There's a worrisome secret we all know about communicating on the Internet. We just won't admit it, even to ourselves.
Online communication between humans simply doesn't work.
Hear me out here. How many of you have had the experience of having an online "enemy" of some sort who turned out to be totally different when you met him in person? That you actually began communicating with and even liked?
"Flame wars" are now a part of the culture. Early on in the history of the Web, an apartment complex was wired with what amounted to a complex-wide message board. In no time things degenerated to the point where the police were being called to settle disputes.

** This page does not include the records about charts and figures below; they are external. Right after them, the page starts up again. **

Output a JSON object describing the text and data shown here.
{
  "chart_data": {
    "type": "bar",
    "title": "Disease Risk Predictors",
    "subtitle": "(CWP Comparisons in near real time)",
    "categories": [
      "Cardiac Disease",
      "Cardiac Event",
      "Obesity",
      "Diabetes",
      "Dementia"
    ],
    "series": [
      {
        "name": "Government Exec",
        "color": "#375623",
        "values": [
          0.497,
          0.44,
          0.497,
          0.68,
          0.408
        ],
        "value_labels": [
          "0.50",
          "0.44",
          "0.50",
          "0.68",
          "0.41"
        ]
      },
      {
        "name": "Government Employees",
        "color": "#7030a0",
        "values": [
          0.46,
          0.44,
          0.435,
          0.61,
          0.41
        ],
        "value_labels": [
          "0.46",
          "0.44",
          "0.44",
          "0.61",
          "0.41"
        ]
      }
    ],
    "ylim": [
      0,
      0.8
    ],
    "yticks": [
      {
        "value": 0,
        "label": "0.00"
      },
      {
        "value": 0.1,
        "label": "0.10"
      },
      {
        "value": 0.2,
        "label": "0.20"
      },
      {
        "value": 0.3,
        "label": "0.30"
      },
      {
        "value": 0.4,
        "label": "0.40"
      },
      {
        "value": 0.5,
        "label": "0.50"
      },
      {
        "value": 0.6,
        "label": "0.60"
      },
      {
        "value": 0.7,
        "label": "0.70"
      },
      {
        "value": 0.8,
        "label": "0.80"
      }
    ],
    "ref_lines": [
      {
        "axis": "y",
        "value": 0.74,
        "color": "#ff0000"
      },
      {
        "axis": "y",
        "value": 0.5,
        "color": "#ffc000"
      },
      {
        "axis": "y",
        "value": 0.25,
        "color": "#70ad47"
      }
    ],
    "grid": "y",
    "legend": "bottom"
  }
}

Online communication has the highest noise level, in communications terms, of any medium short of CB radio, or so it seems. Having an intelligent conversation is always a case of getting around the off-topic content. It has always been that way, back to the early days of the Usenet newsgroups.
I am really glad we have the Internet. I love the power it gives us all. But we really need to recognize this very basic boulder in the middle of our electronic highway: the Internet is the equivalent of the poor Babel fish (apologies to Douglas Adams). Paraphrasing Adams, by removing all roadblocks to communications the poor Internet has been responsible for more and louder misunderstandings than anything else in the history of the Universe.
One need look no further than the brushfire between The New Republic and DailyKos to see the communications problems. Heaven forbid these people should all sit down in a room and talk.
The medium's very immediacy is its menace. People can go from a flash of anger to adrenaline in their bloodstream to typing fingers to some flaming message board comment so fast, they don't have time to think it through. Everything is a first draft.
What do we do about it? Not a clue. But we need to always keep it in mind, and we ought to recognize that we have created - out of thin air - a brand-new and very significant source of misunderstanding between us all.